Eclipse Of the sun alluded to in Amo 8:9; Mic 3:6; Zac 14:6; Joe 2:10. Eclipses were regarded as tokens of God's anger (Joe 3:15; Job 9:7). The darkness at the crucifixion has been ascribed to an eclipse (Mat 27:45); but on the other hand it is argued that the great intensity of darkness caused by an eclipse never lasts for more than six minutes, and this darkness lasted for three hours. Moreover, at the time of the Passover the moon was full, and therefore there could not be an eclipse of the sun, which is caused by an interposition of the moon between the sun and the earth.
Ed Witness, a word not found in the original Hebrew, nor in the LXX. and Vulgate, but added by the translators in the Authorized Version, also in the Revised Version, of Jos 22:34. The words are literally rendered: "And the children of Reuben and the children of Gad named the altar.

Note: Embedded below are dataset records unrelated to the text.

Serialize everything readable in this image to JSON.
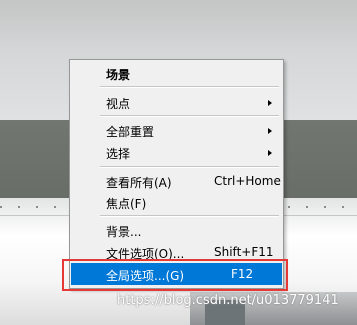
{
  "watermark": "https://blog.csdn.net/u013779141",
  "menu": {
    "header": {
      "label": "场景"
    },
    "items": [
      {
        "label": "视点",
        "shortcut": "",
        "submenu": true
      },
      {
        "label": "全部重置",
        "shortcut": "",
        "submenu": true
      },
      {
        "label": "选择",
        "shortcut": "",
        "submenu": true
      },
      {
        "label": "查看所有(A)",
        "shortcut": "Ctrl+Home",
        "submenu": false
      },
      {
        "label": "焦点(F)",
        "shortcut": "",
        "submenu": false
      },
      {
        "label": "背景...",
        "shortcut": "",
        "submenu": false
      },
      {
        "label": "文件选项(O)...",
        "shortcut": "Shift+F11",
        "submenu": false
      },
      {
        "label": "全局选项...(G)",
        "shortcut": "F12",
        "submenu": false,
        "selected": true
      }
    ]
  },
  "colors": {
    "selection": "#0078d7",
    "annotation_box": "#e53935",
    "menu_background": "#f0f0f0"
  }
}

It is a witness between us that Jehovah is God." This great altar stood probably on the east side of the Jordan, in the land of Gilead, "over against the land of Canaan." After the division of the Promised Land, the tribes of Reuben and Gad and the half-tribe of manasseh, on returning to their own settlements on the east of Jordan (Jos 22:1), erected a great altar, which they affirmed, in answer to the challenge of the other tribes, was not for sacrifice, but only as a witness ( 'Ed ) or testimony to future generations that they still retained the same interest in the nation as the other tribes.

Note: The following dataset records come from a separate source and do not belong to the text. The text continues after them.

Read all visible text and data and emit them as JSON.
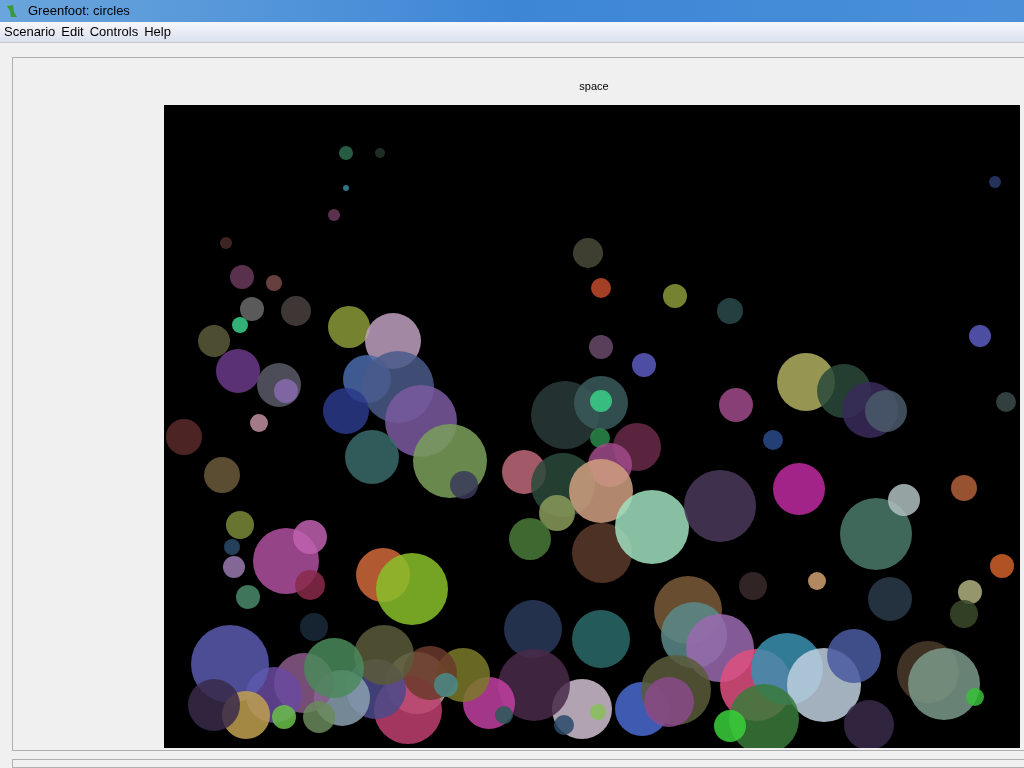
{
  "window": {
    "title": "Greenfoot: circles"
  },
  "menu": [
    "Scenario",
    "Edit",
    "Controls",
    "Help"
  ],
  "world": {
    "title": "space"
  }
}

Edar Tower of the flock, a tower between Bethlehem and Hebron, near which Jacob first halted after leaving Bethlehem (Gen 35:21). In Mic 4:8 the word is rendered "tower of the flock" (marg., "Edar"), and is used as a designation of Bethlehem, which figuratively represents the royal line of David as sprung from Bethlehem.

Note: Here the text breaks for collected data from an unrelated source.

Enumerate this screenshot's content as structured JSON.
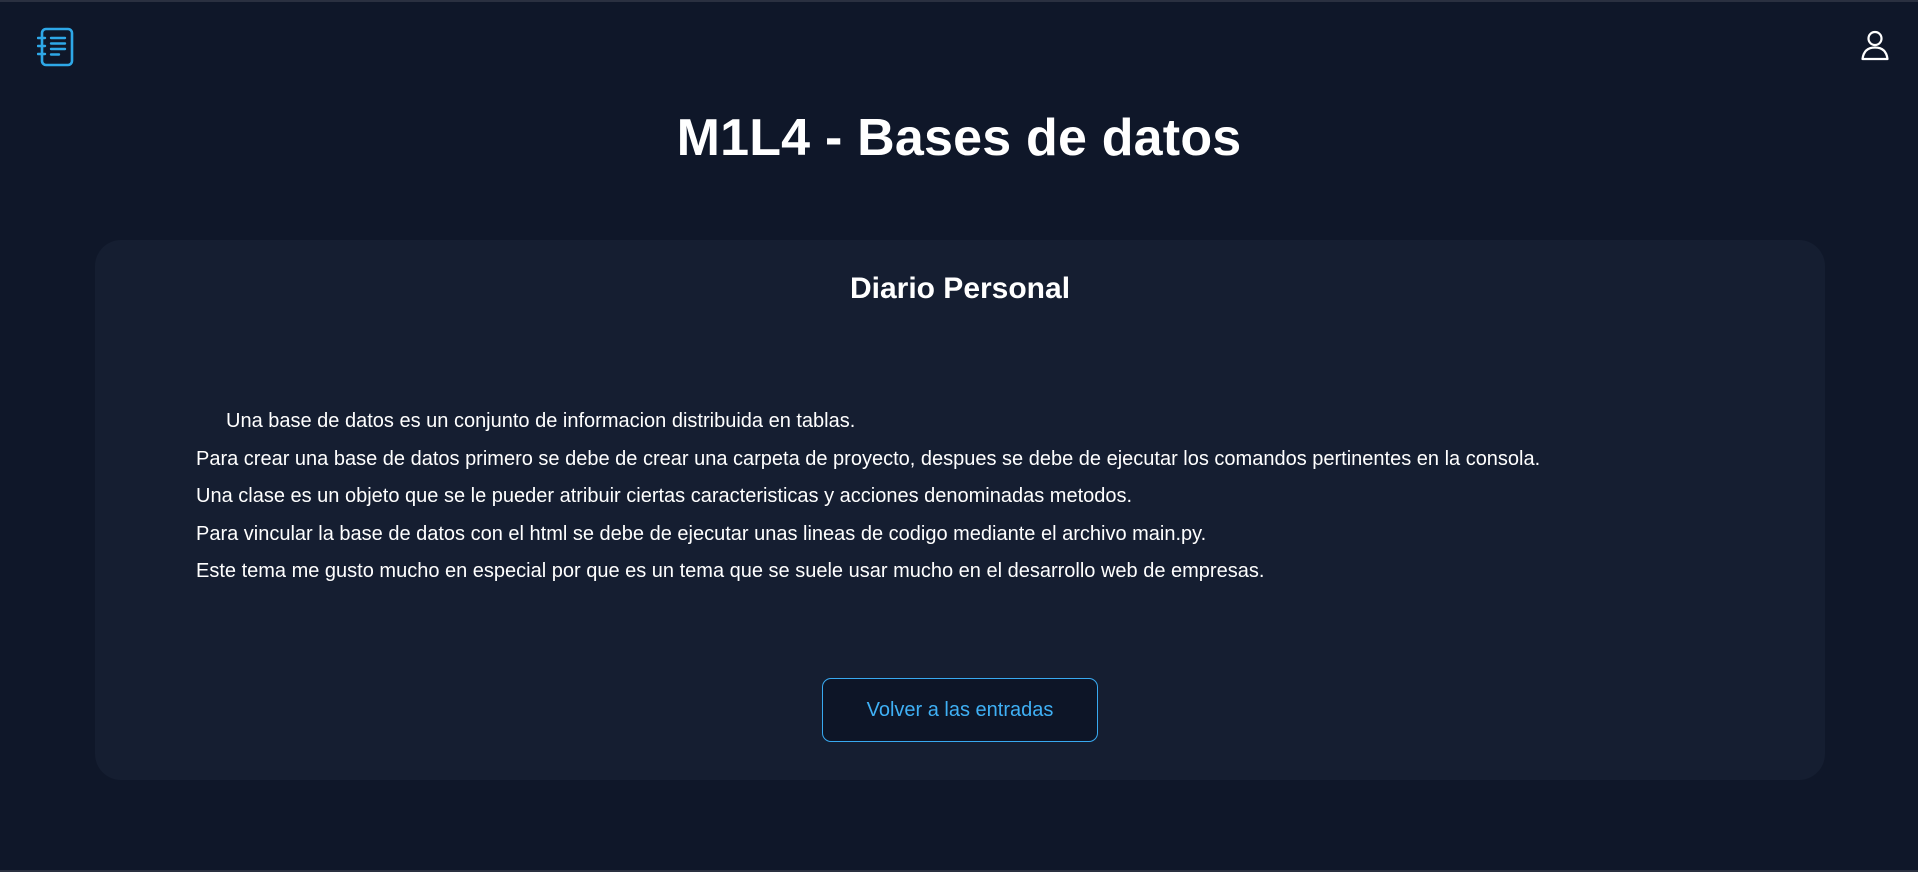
{
  "header": {
    "logo_icon": "notebook-list-icon",
    "user_icon": "user-icon",
    "accent_color": "#2ea8e8"
  },
  "page": {
    "title": "M1L4 - Bases de datos"
  },
  "card": {
    "title": "Diario Personal",
    "paragraphs": [
      "Una base de datos es un conjunto de informacion distribuida en tablas.",
      "Para crear una base de datos primero se debe de crear una carpeta de proyecto, despues se debe de ejecutar los comandos pertinentes en la consola.",
      "Una clase es un objeto que se le pueder atribuir ciertas caracteristicas y acciones denominadas metodos.",
      "Para vincular la base de datos con el html se debe de ejecutar unas lineas de codigo mediante el archivo main.py.",
      "Este tema me gusto mucho en especial por que es un tema que se suele usar mucho en el desarrollo web de empresas."
    ],
    "back_button_label": "Volver a las entradas"
  }
}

Eden Delight. (1.) The garden in which our first parents dwelt (Gen 2:8). No geographical question has been so much discussed as that bearing on its site. It has been placed in Armenia, in the region west of the Caspian Sea, in Media, near Damascus, in Palestine, in Southern Arabia, and in Babylonia. The site must undoubtedly be sought for somewhere along the course of the great streams the Tigris and the Euphrates of Western Asia, in "the land of Shinar" or Babylonia. The region from about lat. 33 degrees 30' to lat. 31 degrees, which is a very rich and fertile tract, has been by the most competent authorities agreed on as the probable site of Eden. "It is a region where streams abound, where they divide and re-unite, where alone in the Mesopotamian tract can be found the phenomenon of a single river parting into four arms, each of which is or has been a river of consequence." Among almost all nations there are traditions of the primitive innocence of our race in the garden of Eden. This was the "golden age" to which the Greeks looked back. Men then lived a "life free from care, and without labour and sorrow. Old age was unknown; the body never lost its vigour; existence was a perpetual feast without a taint of evil. The earth brought forth spontaneously all things that were good in profuse abundance." (2.) One of the markets whence the merchants of Tyre obtained richly embroidered stuffs (Eze 27:23); the same, probably, as that mentioned in Kg2 19:12, and Isa 37:12, as the name of a region conquered by the Assyrians. (3.) Son of Joah, and one of the Levites who assisted in reforming the public worship of the sanctuary in the time of Hezekiah (Ch2 29:12).